Chen also developed a compression framework for convolutional neural networks (CNNs). His lab invented a frequency-sensitive compression technique in which more important model parameters are better preserved.

===Deep learning on graphs and time series===
Chen and his students proposed DGCNN, one of the first graph convolution techniques that can learn a meaningful tensor representation from arbitrary graphs, and showed its deep connection to the Weisfeiler-Lehman algorithm. They applied GNNs to link prediction (in the well-known SEAL algorithm) and matrix completion and achieved record results.

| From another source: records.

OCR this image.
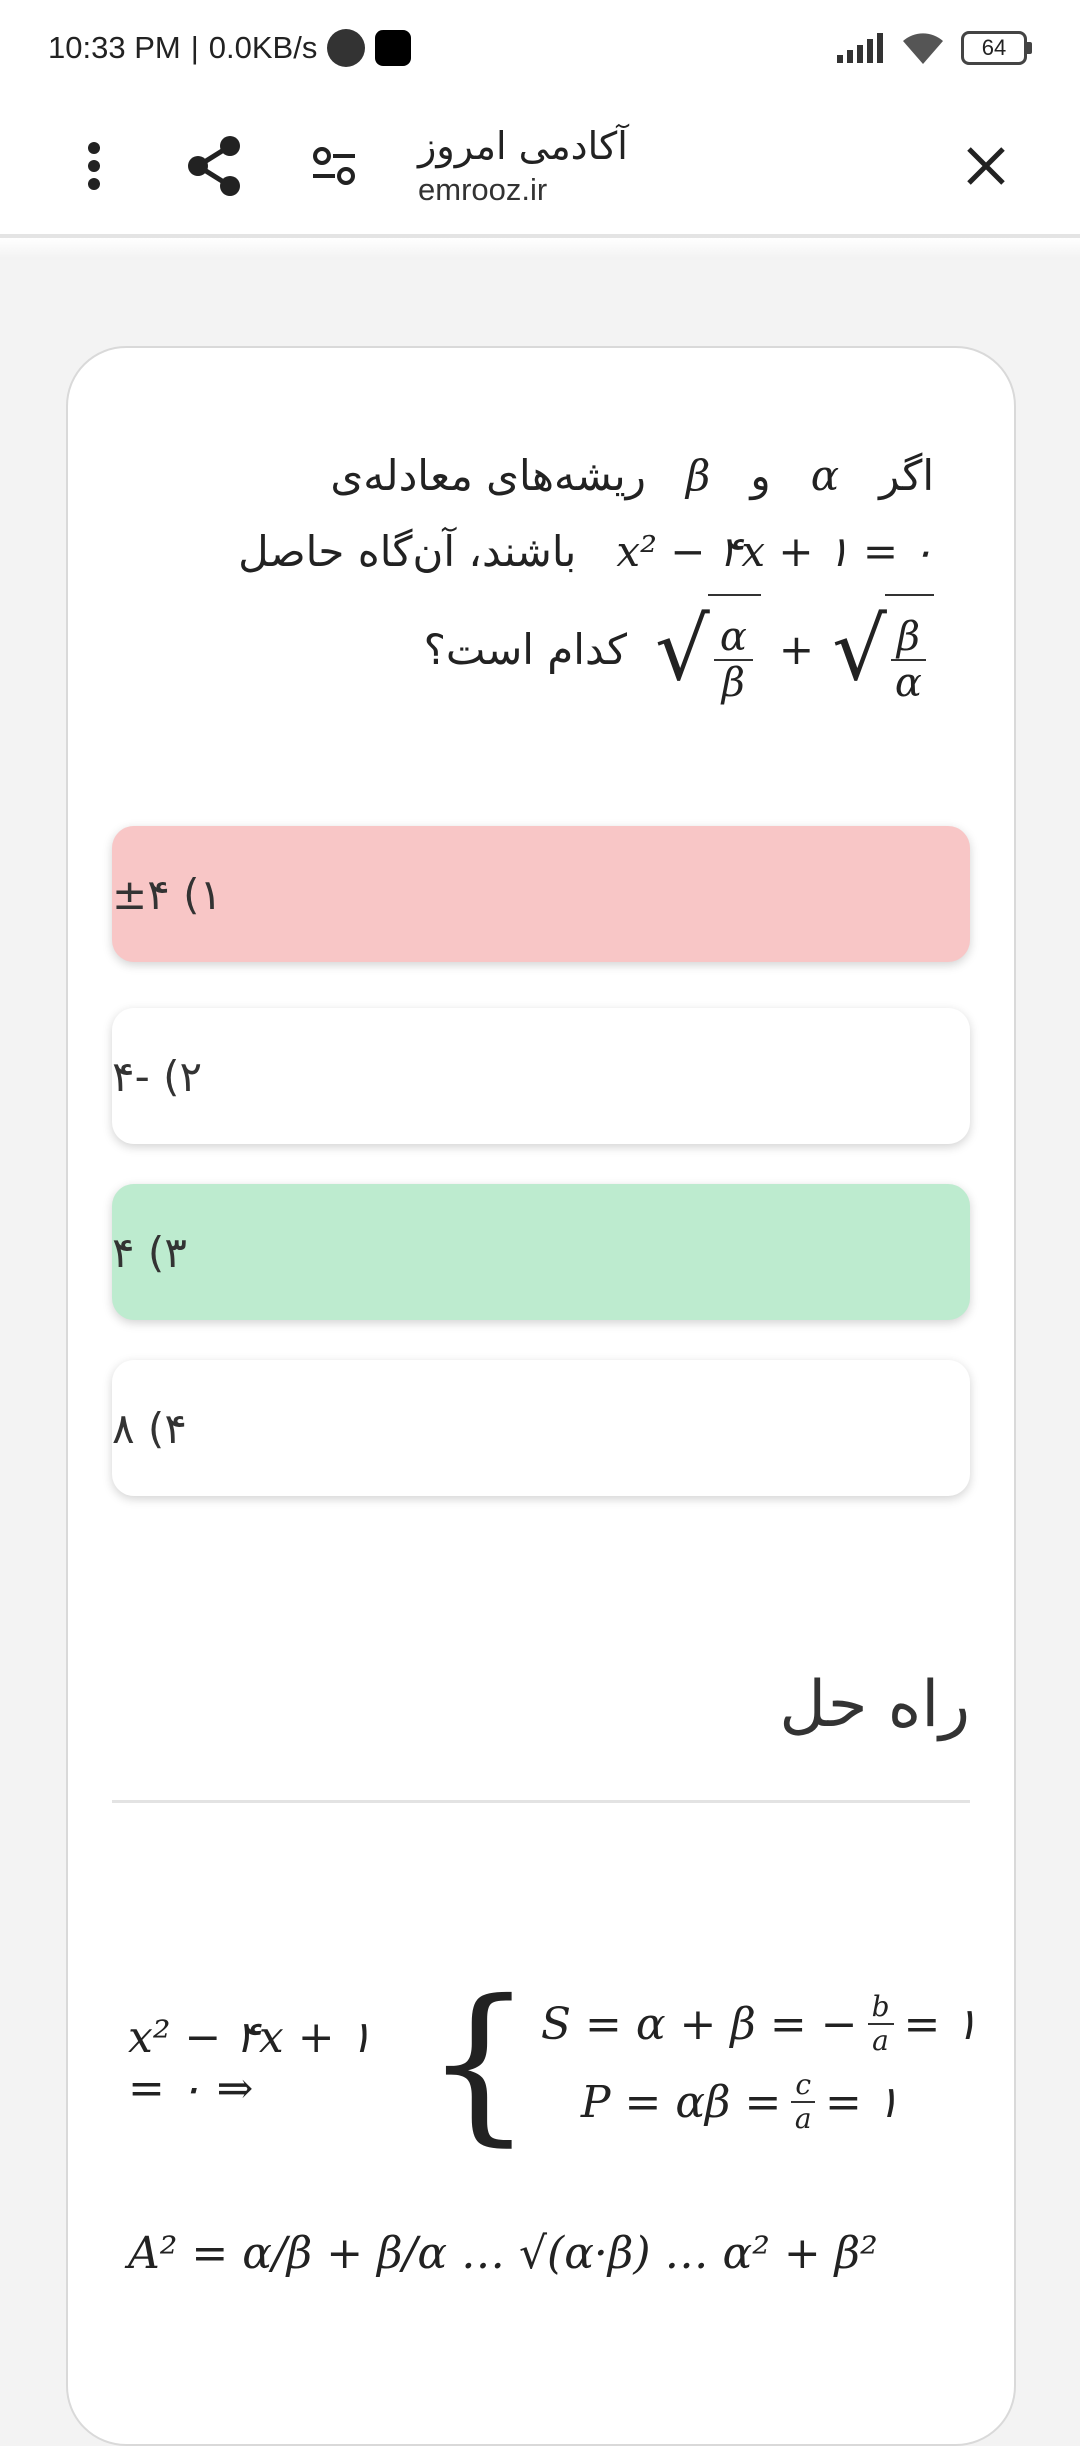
10:33 PM | 0.0KB/s	64
آکادمی امروز
emrooz.ir
اگر   α   و   β   ریشه‌های معادله‌ی
x² − ۴x + ۱ = ۰   باشند، آن‌گاه حاصل
√ $\frac{\alpha}{\beta}$ + √ $\frac{\beta}{\alpha}$
کدام است؟
۱) ±۴
۲) -۴
۳) ۴
۴) ۸
راه حل
x² − ۴x + ۱ = ۰ ⇒	{ S = α + β = − $\frac{b}{a}$ = ۱
$P = \alpha\beta = \frac{c}{a}$ = ۱
A² = α/β + β/α … √(α·β) … α² + β²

For time series classification, Chen advocated using a multi-scale convolutional neuronal network, also known as MCNN, citing its computational efficiency. He illustrated that MCNN brings out features at varying frequencies and scales by leveraging GPU computing, contrary to other frameworks that can only retract features at a single-time-scale.

==Awards and honors==
- 2007 – Microsoft Research New Faculty Fellowship
- 2022 – Fellow, Institute of Electrical and Electronics Engineers
- 2025 – Fellow, Association for the Advancement of Artificial Intelligence

==Bibliography==
===Books===
- Introduction to Explainable Artificial Intelligence (2022) ISBN 9787121431876

===Selected articles===
- Chen, Y., & Tu, L. (2007, August). Density-based clustering for real-time stream data. In Proceedings of the 13th ACM SIGKDD international conference on Knowledge discovery and data mining (pp. 133–142).
- Chen, W., Wilson, J., Tyree, S., Weinberger, K., & Chen, Y. (2015, June). Compressing neural networks with the hashing trick. In International conference on machine learning (pp. 2285–2294). PMLR.
- Cui, Z., Chen, W., & Chen, Y. (2016). Multi-scale convolutional neural networks for time series classification. arXiv preprint arXiv:1603.06995.
- Zhang, M., Cui, Z., Neumann, M., & Chen, Y. (2018, April). An end-to-end deep learning architecture for graph classification. In Proceedings of the AAAI conference on artificial intelligence (Vol. 32, No. 1).
- Zhang, M., & Chen, Y. (2018). Link prediction based on graph neural networks. Advances in neural information processing systems, 31.